Elle déprime. Tellement qu'on dirait qu'elle y prend du plaisir. Comme un retour à l'état larvaire de l'adolescence. Elle renie tous les efforts que le «Elle» impose. C'est drôle comme partager de la junk food et une barre géante de Toblerone à deux, à une heure du matin, après l'amour, nous donne tellement l'impression de vivre. Et comme l'ingestion compulsive d'une boîte de gâteaux à minuit, seule dans son lit, se rapproche nettement plus du sentiment de la mort. Elle se trouve molle. Elle s'achète des fringues, essentiellement des pyjamas, puisque sa chambre est devenue, soyons francs, le lieu qu'elle fréquente le plus. Aidée par une horde d'amies dans le même cas, elle s'autorise cette délicieuse descente aux enfers, mais s'interdit d'écouter n'importe quelle chanson porteuse d'un certain spleen. Trop douloureux.

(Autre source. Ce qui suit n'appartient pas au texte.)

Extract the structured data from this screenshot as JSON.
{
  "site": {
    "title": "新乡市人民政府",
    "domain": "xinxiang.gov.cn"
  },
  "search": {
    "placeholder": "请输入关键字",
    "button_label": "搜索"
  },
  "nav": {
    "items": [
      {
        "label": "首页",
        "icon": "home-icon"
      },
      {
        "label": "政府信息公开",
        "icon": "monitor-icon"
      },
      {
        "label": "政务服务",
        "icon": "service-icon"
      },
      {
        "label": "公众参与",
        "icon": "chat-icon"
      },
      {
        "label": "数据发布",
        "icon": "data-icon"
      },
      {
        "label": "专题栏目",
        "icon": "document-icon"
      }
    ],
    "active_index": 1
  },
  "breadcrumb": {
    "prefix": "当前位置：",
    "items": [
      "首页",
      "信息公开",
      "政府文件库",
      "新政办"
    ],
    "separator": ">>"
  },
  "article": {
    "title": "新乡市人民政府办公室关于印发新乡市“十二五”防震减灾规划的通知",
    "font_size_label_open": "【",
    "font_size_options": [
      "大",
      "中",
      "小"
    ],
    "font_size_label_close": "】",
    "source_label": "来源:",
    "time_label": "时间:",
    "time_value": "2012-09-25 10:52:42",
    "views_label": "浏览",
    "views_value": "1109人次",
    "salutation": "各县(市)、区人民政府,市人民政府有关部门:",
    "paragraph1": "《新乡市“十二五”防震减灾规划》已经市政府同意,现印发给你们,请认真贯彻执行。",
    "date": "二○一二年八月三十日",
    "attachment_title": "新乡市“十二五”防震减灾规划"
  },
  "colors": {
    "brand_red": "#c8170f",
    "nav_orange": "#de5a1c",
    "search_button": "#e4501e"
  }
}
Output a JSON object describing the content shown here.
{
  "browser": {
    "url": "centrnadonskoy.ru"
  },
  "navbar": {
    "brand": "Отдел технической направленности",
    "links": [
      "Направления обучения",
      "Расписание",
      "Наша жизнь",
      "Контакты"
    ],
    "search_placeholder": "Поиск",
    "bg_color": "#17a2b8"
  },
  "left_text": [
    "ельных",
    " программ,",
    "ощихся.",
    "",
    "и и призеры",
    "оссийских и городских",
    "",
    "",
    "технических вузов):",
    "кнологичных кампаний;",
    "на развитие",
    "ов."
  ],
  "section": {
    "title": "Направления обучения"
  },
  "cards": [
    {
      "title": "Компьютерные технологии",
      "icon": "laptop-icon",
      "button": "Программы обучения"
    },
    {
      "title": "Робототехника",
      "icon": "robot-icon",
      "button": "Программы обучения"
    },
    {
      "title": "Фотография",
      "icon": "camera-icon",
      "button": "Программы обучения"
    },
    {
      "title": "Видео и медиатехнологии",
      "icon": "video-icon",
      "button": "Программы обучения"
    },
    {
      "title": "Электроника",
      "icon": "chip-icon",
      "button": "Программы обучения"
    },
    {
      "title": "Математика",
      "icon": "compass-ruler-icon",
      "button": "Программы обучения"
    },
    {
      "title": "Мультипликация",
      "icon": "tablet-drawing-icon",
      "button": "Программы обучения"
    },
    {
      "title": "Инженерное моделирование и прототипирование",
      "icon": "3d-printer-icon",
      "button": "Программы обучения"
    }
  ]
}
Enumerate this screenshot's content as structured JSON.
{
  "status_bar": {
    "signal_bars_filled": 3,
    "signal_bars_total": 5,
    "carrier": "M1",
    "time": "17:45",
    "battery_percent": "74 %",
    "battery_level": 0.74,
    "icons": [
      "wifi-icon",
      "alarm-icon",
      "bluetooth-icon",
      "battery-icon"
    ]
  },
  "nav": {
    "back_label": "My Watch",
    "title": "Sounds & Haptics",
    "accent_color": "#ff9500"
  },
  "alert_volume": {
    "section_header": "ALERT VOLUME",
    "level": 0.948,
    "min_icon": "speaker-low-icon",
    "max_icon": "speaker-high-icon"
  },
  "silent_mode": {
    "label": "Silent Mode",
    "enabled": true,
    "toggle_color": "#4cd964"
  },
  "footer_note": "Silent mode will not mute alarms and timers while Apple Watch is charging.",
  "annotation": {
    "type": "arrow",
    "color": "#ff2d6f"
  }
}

Et puis, de temps en temps, elle rencontre quelqu'un. Au bar, au travail ou au bras d'une autre. Elle a souvent eu envie de se tatouer «ce qui ne te tue pas te rend plus fort». En anglais, ou en latin pour plus de discrétion. Elle a bien fait de s'abstenir, puisqu'elle semble n'avoir retenu aucune leçon du passé. Elle s'emballe toujours pour un garçon qui, dans la plupart des cas, est un doux sosie de l'un des attardés affectifs ayant brisé sa vie. Elle change alors ses rituels. Arrête enfin de manger. Rouvre son répertoire de chansons mélancoliques. Ne regarde plus la télévision, reste juste allongée dans le noir et écoute du Lana Del Rey en rêvant. Aujourd'hui, il lui a dit bonjour en la croisant dans le couloir. Il la veut, c'est certain. Il ne l'a toujours pas appelée, mais il le fera, elle le sait. Toutes ses amies lui ont confirmé d'ailleurs. Sauf deux ou trois, qui en ont un peu marre de la ramasser à la petite cuillère. Il est vrai que l'heureux élu n'a sûrement pas possibilité de s'engager, du fait d'une femme avec qu'il habite, par exemple. Ou d'une envie de satisfaire la moitié de la moitié féminine de la capitale. Mais il en faut plus pour effrayer une amoureuse. Et Lana dit bien «he hit me but it felt like a kiss». Elle doit aimer cela, souffrir. Ou c'est peut être juste de sentir son cœur battre qui la fait foncer droit dans le mur. Elle se dit que cette fois, c'est le bon. Il est pris, infidèle par conséquence, pas vraiment drôle à y regarder de plus près, affiche déjà un surpoids au niveau du ventre, semble assez arrogant et veut clairement flatter son ego en se prouvant qu'il peut encore plaire, mais elle y croit. Elle est assez touchante. La même histoire vient d'arriver à une de ses amies, elle a passé des heures au café à lui dire d'abandonner. Mais pour elle, ce sera différent. Elle a beaucoup de défauts, certainement. Mais au moins, elle est optimiste. Et elle essaie, même si le rêve du monospace semble encore bien loin. Surtout qu'elle n'a toujours pas le permis.